Tumors or cysts may also develop, or you may find your pet is not feeling well in general (if you've ever had a cavity or toothache, you know how it can affect your mood). Plus, oral health-related conditions and diseases can cause significant pain around the mouth and even shorten your pet's lifespan.
This is why we are so passionate about reminding pet owners that regular dental care is essential to their pets' health and wellbeing.
- What happens during a pet teeth cleaning appointment?
As the vet performs your pet's regular oral exam, he or she will check for oral health conditions or any other symptoms your pet may need to be treated.
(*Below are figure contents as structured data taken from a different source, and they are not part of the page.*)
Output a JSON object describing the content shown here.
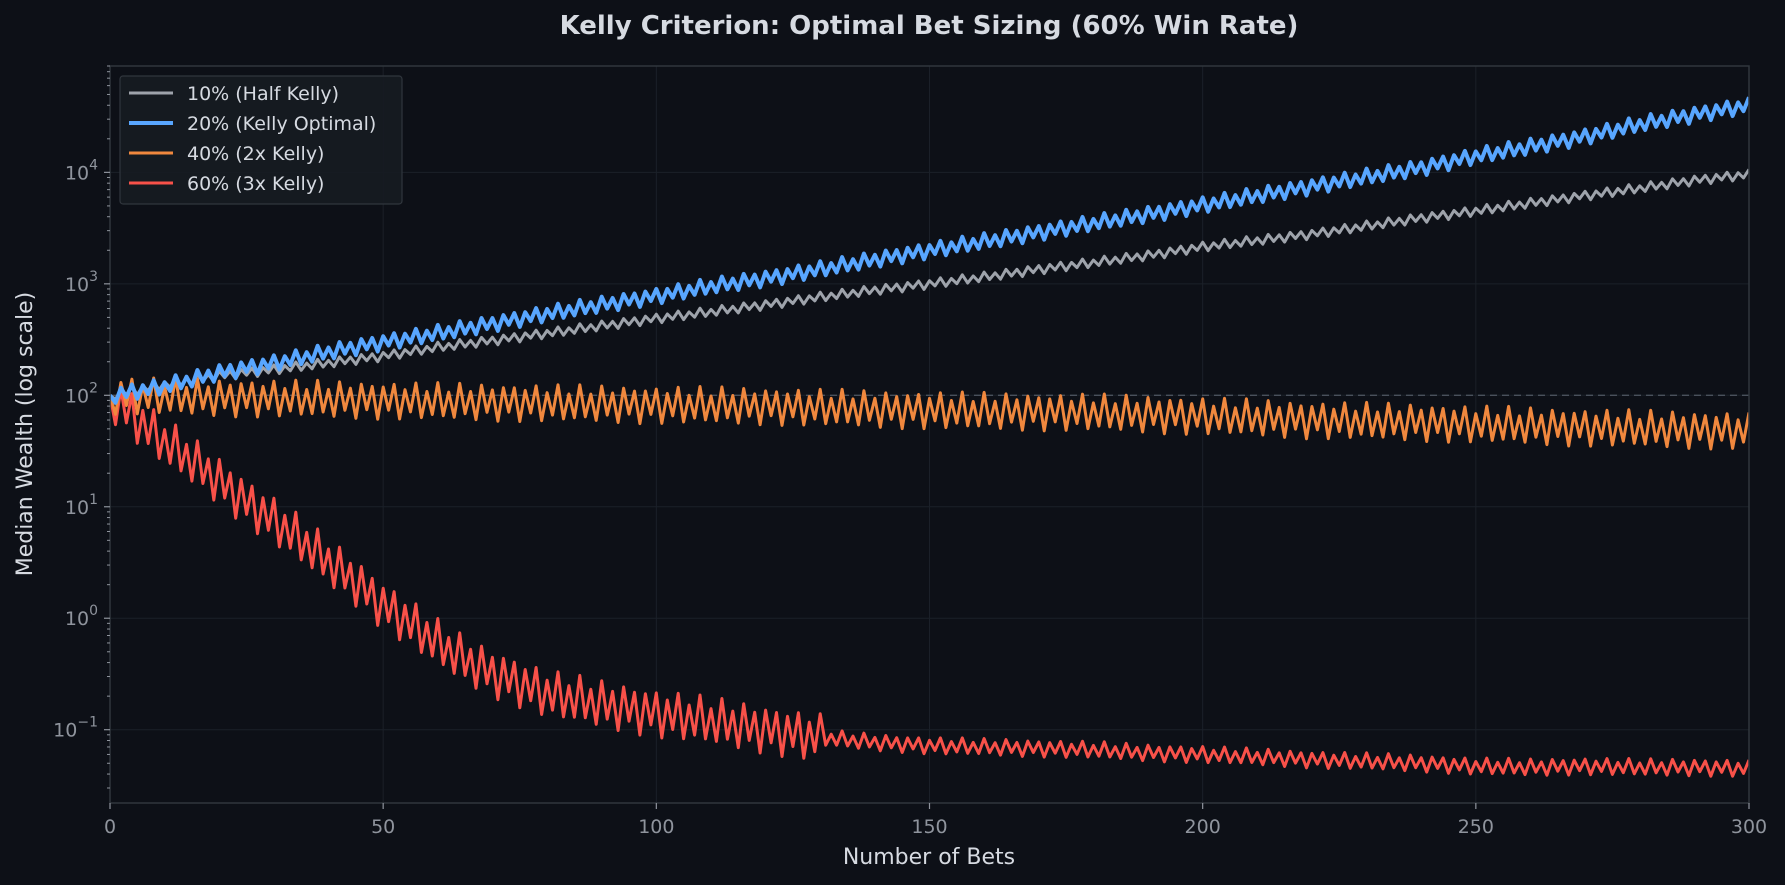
{
  "chart_data": {
    "type": "line",
    "title": "Kelly Criterion: Optimal Bet Sizing (60% Win Rate)",
    "xlabel": "Number of Bets",
    "ylabel": "Median Wealth (log scale)",
    "xlim": [
      0,
      300
    ],
    "ylim": [
      0.022,
      90000
    ],
    "yscale": "log",
    "grid": true,
    "legend_position": "top-left",
    "xticks": [
      0,
      50,
      100,
      150,
      200,
      250,
      300
    ],
    "yticks": [
      {
        "value": 0.1,
        "base": "10",
        "exp": "−1"
      },
      {
        "value": 1,
        "base": "10",
        "exp": "0"
      },
      {
        "value": 10,
        "base": "10",
        "exp": "1"
      },
      {
        "value": 100,
        "base": "10",
        "exp": "2"
      },
      {
        "value": 1000,
        "base": "10",
        "exp": "3"
      },
      {
        "value": 10000,
        "base": "10",
        "exp": "4"
      }
    ],
    "reference_line": {
      "y": 100,
      "style": "dashed"
    },
    "series": [
      {
        "name": "10% (Half Kelly)",
        "color": "#9ea3ab",
        "x": [
          0,
          10,
          20,
          30,
          40,
          50,
          60,
          70,
          80,
          90,
          100,
          110,
          120,
          130,
          140,
          150,
          160,
          170,
          180,
          190,
          200,
          210,
          220,
          230,
          240,
          250,
          260,
          270,
          280,
          290,
          300
        ],
        "y": [
          100,
          125,
          150,
          170,
          195,
          225,
          270,
          310,
          360,
          420,
          490,
          560,
          650,
          760,
          880,
          1000,
          1150,
          1350,
          1550,
          1800,
          2150,
          2450,
          2800,
          3300,
          3900,
          4500,
          5300,
          6200,
          7200,
          8500,
          9600
        ],
        "zigzag": 0.045
      },
      {
        "name": "20% (Kelly Optimal)",
        "color": "#58a6ff",
        "x": [
          0,
          10,
          20,
          30,
          40,
          50,
          60,
          70,
          80,
          90,
          100,
          110,
          120,
          130,
          140,
          150,
          160,
          170,
          180,
          190,
          200,
          210,
          220,
          230,
          240,
          250,
          260,
          270,
          280,
          290,
          300
        ],
        "y": [
          100,
          120,
          160,
          195,
          245,
          300,
          360,
          440,
          540,
          650,
          780,
          950,
          1120,
          1350,
          1650,
          2000,
          2400,
          2900,
          3500,
          4200,
          5100,
          6200,
          7500,
          9100,
          11000,
          14000,
          17000,
          21000,
          27000,
          33000,
          40000
        ],
        "zigzag": 0.075
      },
      {
        "name": "40% (2x Kelly)",
        "color": "#f0883e",
        "x": [
          0,
          20,
          40,
          60,
          80,
          100,
          120,
          140,
          160,
          180,
          200,
          220,
          240,
          260,
          280,
          300
        ],
        "y": [
          100,
          95,
          92,
          88,
          85,
          82,
          80,
          75,
          72,
          70,
          65,
          60,
          57,
          53,
          50,
          48
        ],
        "zigzag": 0.17
      },
      {
        "name": "60% (3x Kelly)",
        "color": "#f85149",
        "x": [
          0,
          5,
          10,
          15,
          20,
          25,
          30,
          35,
          40,
          45,
          50,
          55,
          60,
          65,
          70,
          75,
          80,
          90,
          100,
          110,
          120,
          130,
          140,
          150,
          160,
          170,
          180,
          190,
          200,
          210,
          220,
          230,
          240,
          250,
          260,
          270,
          280,
          290,
          300
        ],
        "y": [
          100,
          60,
          38,
          26,
          17,
          11,
          7.5,
          5,
          3.2,
          2.1,
          1.3,
          0.9,
          0.6,
          0.42,
          0.32,
          0.26,
          0.21,
          0.17,
          0.14,
          0.12,
          0.1,
          0.085,
          0.077,
          0.072,
          0.07,
          0.068,
          0.066,
          0.062,
          0.06,
          0.057,
          0.054,
          0.052,
          0.05,
          0.047,
          0.046,
          0.047,
          0.046,
          0.046,
          0.045
        ],
        "zigzag": 0.22
      }
    ]
  }
}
Tartar and other debris will be cleaned from your dog's or cat's teeth. The vet will also indicate whether gingivitis, cavities, or other conditions need to be addressed, and provide advice on which actions you can take to correct them.
In some cases, serious oral health conditions will need to be treated with surgery. Before their dental procedure, your pet will be given anesthesia to make sure they do not experience any pain or discomfort. However, you may need to provide special care at home post-surgery.
If you notice your pet displaying any symptoms, book a dental appointment with us.
- What should I do at home to keep my pet’s teeth clean between dental appointments?
Brush your pet's teeth on a regular basis at home and provide dental chew toys to help eliminate plaque.
Do not allow your pet to chew on items that may damage their teeth such as objects that are too hard, toys, bones, or other things that could cause teeth to break or fracture. Feel free to contact your vet with any questions or concerns about your pet's oral health.
Veterinary Dentistry: Anesthesia & Your Pet's Oral Health
Cats and dogs do not understand what is going on during dental procedures, and will often react to dental procedures by struggling or biting. We provide anesthesia to all of our patients before performing dental procedures. This puts less stress on the animals and allows us to x-ray their mouth as needed.